I listen to people’s stories. I sit and turn my ear and my heart to receive the precious gift they have to offer. I never feel adequate. I never feel able to make any sort of difference, but something happens.
I am inadequate, and I want to stay that way.
How do you react to feelings of inadequacy?
Do you run? Do you avoid people who make you feel less than capable? Perhaps you build walls to protect yourself—walls of rules that people have to meet if they are to have a relationship with you.
In commenting about the Christian care for victims of crime, Chris Marshall writes this.
Many are uneasy with “the coarse, unedited feelings that spew from deep inside the one who has been victimised – the pain, anger, despair, grief, and desire for revenge.” Such raw emotions are hard to hear, and trite responses are common. Chris Marshall
I often sit with people who share their pain. I feel totally inadequate.
Reverberating in the brain is a whisper of ‘What can I do, what can I offer to them?
I need to be inadequate.
My inadequacy has been the tipping point for spiritual growth. It’s the place God takes me to time and time again.
Do I like this? No, never!
I have learned, however to listen to the reassuring whispers of Spirit – ‘Trust me on this, go on, your inadequacy is met by my adequacy, and together were up to the task’
I have also learned to listen to the stories of fellow ‘inadequate’s.’
Inadequacy is an opportunity for us to move from self-reliance to reliance on others and God. We self reliantly tell ourselves, ‘I can run this life, on my own, and on my terms.’
I can’t tell you the number of times I have seen people come to a point of being stuck, on whether they will simply trust or not. To move from a position of self-reliance to a vulnerable situation of inadequacy.
They say, in not so many words, ‘If you’re going to help me, then you’re going to do it my way.’
The demand arises. ‘My inadequacy, my needs must be met by this person, this organization, this group in this way.’
Are we inadequately waiting with empty hands for Father/Mother, Jesus, and Spirit to meet our inadequacy with their adequacy, their way, their time?
Supernatural goals need supernatural resources. Larry Crabb
I have learned that the more I try and become adequate for the task, the greater the potential there is of slipping seductively away from God providing in a miraculous and surprising way.
My inadequacy becomes an opportunity for dependence on Spirit in a way that can actually help me listen to Spirit rather than relying on my natural strength and coming up will all the right things to say and do.
How do we learn to embrace inadequacy?
- Look back and trust past learning experiences. You will have had past experiences of being inadequate, yet you kept going ahead.
- Trust that God will be with you, even if you fail. ‘Only uncertainty breeds stable hope. Only failure and fear escort you to the centre of your God-filled soul and will then release you to be the poem of God’s making.’ Larry Crabb
- Take risks. Allow yourself to be in places of inadequacy. Little by little, learn to trust. “Take the first step in faith. You don’t have to see the whole staircase, just take the first step.” Martin Luther King
- Listen deeply. Listen to yourself, to others, to Father/ Mother, Jesus, and Spirit. Learn to trust.

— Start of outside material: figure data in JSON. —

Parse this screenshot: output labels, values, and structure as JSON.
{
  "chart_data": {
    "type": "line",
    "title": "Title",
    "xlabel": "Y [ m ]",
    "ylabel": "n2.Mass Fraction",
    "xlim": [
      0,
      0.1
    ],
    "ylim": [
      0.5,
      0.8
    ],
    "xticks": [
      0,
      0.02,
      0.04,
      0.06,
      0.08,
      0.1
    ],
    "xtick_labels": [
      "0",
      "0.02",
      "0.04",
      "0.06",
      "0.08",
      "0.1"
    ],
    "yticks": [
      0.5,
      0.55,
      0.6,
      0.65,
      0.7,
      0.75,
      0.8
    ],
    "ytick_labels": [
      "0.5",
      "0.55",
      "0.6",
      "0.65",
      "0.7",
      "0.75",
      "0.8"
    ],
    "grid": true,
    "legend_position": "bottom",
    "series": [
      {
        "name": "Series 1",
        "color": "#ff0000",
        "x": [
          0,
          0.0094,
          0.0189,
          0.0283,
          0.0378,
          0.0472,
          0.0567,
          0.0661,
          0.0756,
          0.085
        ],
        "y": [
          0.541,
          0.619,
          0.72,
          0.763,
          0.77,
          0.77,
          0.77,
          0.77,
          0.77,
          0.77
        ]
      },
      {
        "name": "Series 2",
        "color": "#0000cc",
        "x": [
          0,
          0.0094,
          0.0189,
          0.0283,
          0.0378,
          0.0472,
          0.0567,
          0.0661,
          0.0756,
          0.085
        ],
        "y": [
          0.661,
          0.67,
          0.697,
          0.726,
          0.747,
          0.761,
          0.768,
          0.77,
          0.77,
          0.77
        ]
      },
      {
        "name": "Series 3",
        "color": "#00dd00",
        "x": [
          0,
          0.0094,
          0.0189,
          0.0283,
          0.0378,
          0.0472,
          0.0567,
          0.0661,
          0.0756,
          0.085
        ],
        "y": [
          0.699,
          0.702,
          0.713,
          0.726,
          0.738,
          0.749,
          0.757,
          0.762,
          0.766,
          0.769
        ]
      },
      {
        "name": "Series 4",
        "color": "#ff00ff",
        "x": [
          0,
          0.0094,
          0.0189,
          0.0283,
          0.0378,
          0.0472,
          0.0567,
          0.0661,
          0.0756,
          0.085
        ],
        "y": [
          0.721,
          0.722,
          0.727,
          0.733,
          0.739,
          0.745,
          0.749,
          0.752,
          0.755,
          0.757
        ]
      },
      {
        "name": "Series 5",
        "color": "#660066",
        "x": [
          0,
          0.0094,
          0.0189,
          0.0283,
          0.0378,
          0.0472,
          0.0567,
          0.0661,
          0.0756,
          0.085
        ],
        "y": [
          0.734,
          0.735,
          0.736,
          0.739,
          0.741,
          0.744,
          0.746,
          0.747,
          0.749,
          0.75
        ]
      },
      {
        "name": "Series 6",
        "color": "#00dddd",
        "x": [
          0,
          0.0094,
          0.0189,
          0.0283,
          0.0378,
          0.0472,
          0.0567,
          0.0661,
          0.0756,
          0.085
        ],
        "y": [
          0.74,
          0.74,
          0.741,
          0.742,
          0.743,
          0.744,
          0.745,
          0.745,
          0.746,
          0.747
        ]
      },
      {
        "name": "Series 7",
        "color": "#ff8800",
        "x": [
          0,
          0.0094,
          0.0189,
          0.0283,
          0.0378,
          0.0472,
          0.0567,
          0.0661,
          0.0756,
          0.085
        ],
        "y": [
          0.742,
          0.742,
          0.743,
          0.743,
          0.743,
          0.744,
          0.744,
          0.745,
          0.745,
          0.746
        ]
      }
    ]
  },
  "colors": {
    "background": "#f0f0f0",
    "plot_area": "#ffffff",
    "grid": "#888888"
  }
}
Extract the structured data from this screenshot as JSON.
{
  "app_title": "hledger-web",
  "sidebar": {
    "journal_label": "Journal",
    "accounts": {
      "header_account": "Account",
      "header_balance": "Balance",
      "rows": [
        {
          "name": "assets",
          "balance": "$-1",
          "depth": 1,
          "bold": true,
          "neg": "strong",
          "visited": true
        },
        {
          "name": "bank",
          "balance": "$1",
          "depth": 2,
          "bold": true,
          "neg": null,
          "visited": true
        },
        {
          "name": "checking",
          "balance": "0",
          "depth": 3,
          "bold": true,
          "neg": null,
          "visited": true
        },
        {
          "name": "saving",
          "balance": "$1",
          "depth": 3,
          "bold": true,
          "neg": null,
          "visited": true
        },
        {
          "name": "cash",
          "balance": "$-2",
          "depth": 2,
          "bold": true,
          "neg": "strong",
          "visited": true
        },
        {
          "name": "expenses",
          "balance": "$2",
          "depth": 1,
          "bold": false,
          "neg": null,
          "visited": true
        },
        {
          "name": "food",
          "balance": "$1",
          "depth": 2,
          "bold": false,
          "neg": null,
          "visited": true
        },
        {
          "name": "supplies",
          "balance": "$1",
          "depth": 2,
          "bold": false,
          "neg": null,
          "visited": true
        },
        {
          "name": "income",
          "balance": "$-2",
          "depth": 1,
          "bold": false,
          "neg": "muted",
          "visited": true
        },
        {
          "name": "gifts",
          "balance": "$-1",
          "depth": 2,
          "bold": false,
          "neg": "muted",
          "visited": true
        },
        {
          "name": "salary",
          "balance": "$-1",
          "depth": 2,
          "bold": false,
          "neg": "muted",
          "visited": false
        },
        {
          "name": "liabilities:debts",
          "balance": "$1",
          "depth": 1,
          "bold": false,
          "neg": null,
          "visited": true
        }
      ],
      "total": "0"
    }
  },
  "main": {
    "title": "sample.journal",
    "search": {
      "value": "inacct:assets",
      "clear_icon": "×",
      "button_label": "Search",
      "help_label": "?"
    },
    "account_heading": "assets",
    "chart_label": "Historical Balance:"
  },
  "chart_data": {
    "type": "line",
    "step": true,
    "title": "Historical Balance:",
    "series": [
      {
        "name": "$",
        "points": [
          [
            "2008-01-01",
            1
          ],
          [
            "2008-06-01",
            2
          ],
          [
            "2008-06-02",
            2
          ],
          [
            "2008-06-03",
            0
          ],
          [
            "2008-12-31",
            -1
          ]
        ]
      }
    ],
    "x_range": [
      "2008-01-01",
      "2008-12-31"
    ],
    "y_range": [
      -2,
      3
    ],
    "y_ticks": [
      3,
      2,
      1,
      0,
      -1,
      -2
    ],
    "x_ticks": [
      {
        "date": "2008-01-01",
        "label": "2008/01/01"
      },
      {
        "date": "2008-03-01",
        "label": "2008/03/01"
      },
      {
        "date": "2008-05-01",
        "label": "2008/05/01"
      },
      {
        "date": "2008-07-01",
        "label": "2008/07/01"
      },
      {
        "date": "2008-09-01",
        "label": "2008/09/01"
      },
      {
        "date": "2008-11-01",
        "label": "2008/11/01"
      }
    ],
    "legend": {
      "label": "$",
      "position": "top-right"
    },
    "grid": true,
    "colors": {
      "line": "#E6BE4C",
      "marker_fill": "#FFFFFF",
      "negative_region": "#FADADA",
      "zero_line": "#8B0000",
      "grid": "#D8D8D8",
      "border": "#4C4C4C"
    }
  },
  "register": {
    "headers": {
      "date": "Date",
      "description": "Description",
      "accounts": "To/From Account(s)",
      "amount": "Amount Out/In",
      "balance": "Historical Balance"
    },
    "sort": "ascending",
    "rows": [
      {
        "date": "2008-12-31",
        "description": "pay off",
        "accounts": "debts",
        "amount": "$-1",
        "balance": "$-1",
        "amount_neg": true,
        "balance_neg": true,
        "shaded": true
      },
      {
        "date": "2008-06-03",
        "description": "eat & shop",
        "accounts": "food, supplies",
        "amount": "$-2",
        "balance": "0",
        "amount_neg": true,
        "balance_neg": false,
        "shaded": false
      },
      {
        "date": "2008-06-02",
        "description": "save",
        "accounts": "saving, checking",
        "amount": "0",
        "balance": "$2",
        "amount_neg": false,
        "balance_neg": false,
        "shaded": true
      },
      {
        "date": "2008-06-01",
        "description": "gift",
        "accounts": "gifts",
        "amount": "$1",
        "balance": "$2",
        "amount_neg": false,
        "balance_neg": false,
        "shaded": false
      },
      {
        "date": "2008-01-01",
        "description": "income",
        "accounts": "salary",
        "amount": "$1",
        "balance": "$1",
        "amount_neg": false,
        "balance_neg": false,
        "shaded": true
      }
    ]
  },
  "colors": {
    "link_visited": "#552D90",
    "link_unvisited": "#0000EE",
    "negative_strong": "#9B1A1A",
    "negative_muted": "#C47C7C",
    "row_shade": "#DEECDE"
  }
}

I wonder what would happen if we all embraced our inadequacy. If we came out of our protective self–sufficiency. Perhaps more giants would be slain and more miracles would abound.
How do you respond to moments of inadequacy?
Comment below about learning from inadequacy?
Barry Pearman
Image: Free Souls Embrace by Pink Sherbet (Flicker: Creative Commons)
2 thoughts on “Why I need to be Inadequate”
🙂 I once wrote an essay: Who am I and Where am I going? It was part of a selection process to get into a Masters for Mental Health Nursing. I was one of 7 chosen from 62 candidates. I was 25. I was adequate! I wrote that I wanted my PhD by 30, I wanted to be a published writer by 35 amongst other things. In my essay I had my life mapped out until my 40th year. I am now 40 … I never did my masters because we moved countries. It’s a given then that I never did my PhD. And yes you guessed it I am not published… yet 🙂 I am inadequate, but I have come to be content with that.
I agree with you that being adequate makes you self-reliant. If we are self-reliant we don’t need God….
I am contently inadequate.
Blessings,
Thanks Elizabeth. So who are you and where are you going? How would the essay look now? We value independence but I believe the Family (Daddy, Jesus and Spirit) value interdepen-dance. What do you think?